The SEC added that it was not seeking customer status for all Stanford investors, but only for those who held accounts with Stanford Group Co., purchased fraudulent certificates of deposit through SGC and deposited funds with Stanford International Bank Ltd.

But SIPC said Monday that the terms of its mission were clear: to protect investors when a member brokerage fails, adding that Judge Wilkins' purportedly narrow view of the term 'customer' was appropriate.

"By its terms, the statute does not insure against fraud or investment losses, instead protecting only the 'customer' property that an SIPC-'member' brokerage firm holds in custody when the brokerage fails,” the corporation added.

The corporation also said the SEC’s case was unprecedented because it has not made similar requests in proceedings related to the downfall of a major financial institution.
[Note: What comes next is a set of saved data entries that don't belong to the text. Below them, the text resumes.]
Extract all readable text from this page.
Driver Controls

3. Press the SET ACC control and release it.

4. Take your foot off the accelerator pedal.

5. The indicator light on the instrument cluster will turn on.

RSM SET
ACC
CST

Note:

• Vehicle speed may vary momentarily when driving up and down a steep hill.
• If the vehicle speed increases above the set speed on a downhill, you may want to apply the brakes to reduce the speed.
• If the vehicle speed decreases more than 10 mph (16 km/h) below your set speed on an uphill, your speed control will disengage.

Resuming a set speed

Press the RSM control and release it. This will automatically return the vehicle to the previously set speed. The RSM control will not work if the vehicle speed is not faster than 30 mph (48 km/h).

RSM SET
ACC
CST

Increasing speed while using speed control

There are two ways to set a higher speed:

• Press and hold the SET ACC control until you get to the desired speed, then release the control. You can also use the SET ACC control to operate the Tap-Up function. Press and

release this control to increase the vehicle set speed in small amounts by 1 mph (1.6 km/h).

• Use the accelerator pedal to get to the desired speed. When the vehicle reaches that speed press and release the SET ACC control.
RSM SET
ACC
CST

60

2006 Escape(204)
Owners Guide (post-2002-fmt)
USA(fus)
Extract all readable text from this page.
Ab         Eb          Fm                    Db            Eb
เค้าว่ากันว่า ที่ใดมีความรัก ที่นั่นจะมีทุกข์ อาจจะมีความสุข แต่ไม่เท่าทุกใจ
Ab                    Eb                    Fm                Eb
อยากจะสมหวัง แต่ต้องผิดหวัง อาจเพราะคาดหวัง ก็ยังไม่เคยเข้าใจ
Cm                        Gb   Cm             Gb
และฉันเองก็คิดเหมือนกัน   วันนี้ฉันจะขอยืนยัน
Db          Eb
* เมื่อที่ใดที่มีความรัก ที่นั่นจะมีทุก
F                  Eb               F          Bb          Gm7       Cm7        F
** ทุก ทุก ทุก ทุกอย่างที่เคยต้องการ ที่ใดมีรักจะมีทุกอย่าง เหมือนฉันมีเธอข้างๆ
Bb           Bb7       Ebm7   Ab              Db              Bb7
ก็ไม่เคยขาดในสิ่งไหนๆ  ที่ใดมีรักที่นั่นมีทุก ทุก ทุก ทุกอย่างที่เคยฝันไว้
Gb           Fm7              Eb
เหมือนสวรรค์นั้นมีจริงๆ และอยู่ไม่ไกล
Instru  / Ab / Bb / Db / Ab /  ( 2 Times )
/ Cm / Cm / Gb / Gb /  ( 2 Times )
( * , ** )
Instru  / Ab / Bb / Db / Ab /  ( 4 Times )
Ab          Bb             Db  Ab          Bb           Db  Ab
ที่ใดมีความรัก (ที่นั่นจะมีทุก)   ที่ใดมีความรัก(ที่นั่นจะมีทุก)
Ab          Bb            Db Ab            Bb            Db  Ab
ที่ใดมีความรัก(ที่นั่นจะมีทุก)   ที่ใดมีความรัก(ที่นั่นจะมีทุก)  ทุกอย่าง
“In 40 years and over 300 liquidation proceedings — including the recent liquidations ofLehman Brothers Inc., Madoff Investment Securities LLC, and MF Global Inc. — this is the first the the SEC had ever tried to compel a liquidation. '

Stanford was sentenced in June to 110 years in prison for his role in the fraud.

SIPC is represented by Edwin John U, Eugene F. Assaf Jr., John C. O'Quinn, Michael W. McConnell and Elizabeth M. Locke of Kirkland & Ellis LLP.

The case is U.S. Securities and Exchange Commission v. Securities Investor Protection Corp., case number 12-
5286, in the U.S. Court of Appeals for the District of Columbia Circuit.